Jade believes she must get out of her poor neighborhood if she's ever going to succeed. Her mother tells her to take advantage of every opportunity that comes her way. And she has. She accepted a scholarship to a mostly-white private school and even Saturday morning test prep opportunities. But some opportunities feel more demeaning than helpful. Like an invitation to join Women to Women, a mentorship program for "at-risk" girls. Except really, it's for black girls. From "bad" neighborhoods. And just because Maxine, her college-graduate mentor, is black doesn't mean she understands Jade. And maybe there are some things Jade could show these successful women about the real world and finding ways to make a real difference.
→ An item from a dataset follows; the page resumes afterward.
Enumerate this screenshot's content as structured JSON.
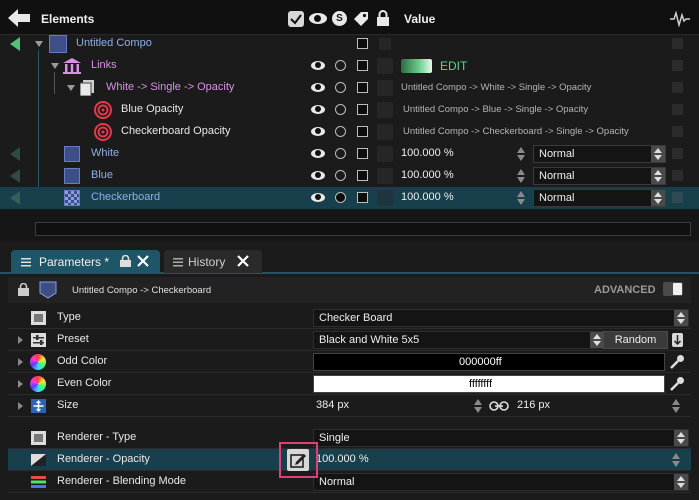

I received this book from the publisher in exchange for an honest review.

Piecing Me Together, an #ownvoices book by Renée Watson, tells an important story about black girlhood and the need for imagining people complexly.

First things first. Cover. Love. This cover is so gorgeous.

One of the things I love most about Piecing Me Together is that there’s no romantic element. It’s a story about black girls and women and the varied experiences of being a black girl and woman. Like Chimamanda Ngozi Adichie talks about in her TED talk, The Danger of a Single Story, we risk fundamental misunderstandings with each other when we reduce other people to the stereotypes of a single story. Renée Watson, through Jade, her mother, Maxine, and all the other women in Piecing Me Together, carries on this theme. It’s hard for Jade and Maxine to understand each other at first, for Jade’s mother to understand Maxine, for Maxine’s mother to understand both Maxine and Jade, for Jade’s friends to understand her, etc. But what stands out is this idea that communication and active listening opens the door to understanding each other. Once Jade opens up to the people in her life, great things start to happen. Female communities FTW.

Jade is a fantastic character that I think a lot of teens can relate to. She’s in this strange space, stuck between two worlds that don’t really understand her. I think reading Piecing Me Together alongside a discussion about Double Consciousness could be super beneficial way of talking about race in the classroom and at home.

I know I’m going all analytical in this review, but it’s because Piecing Me Together is so deep and fantastic that I can’t help but dig deep in my thoughts on it. So, perhaps this isn’t a traditional review. But let me just say this: this book is fantastic, has authentic, heartfelt characters, and is a read that won’t disappoint you. Buy it. Borrow it from the library. Do what you’ve got to do to read it because it’s well worth it.

Verdict

An #ownvoices novel with unabashed love for black girls and women. A must read.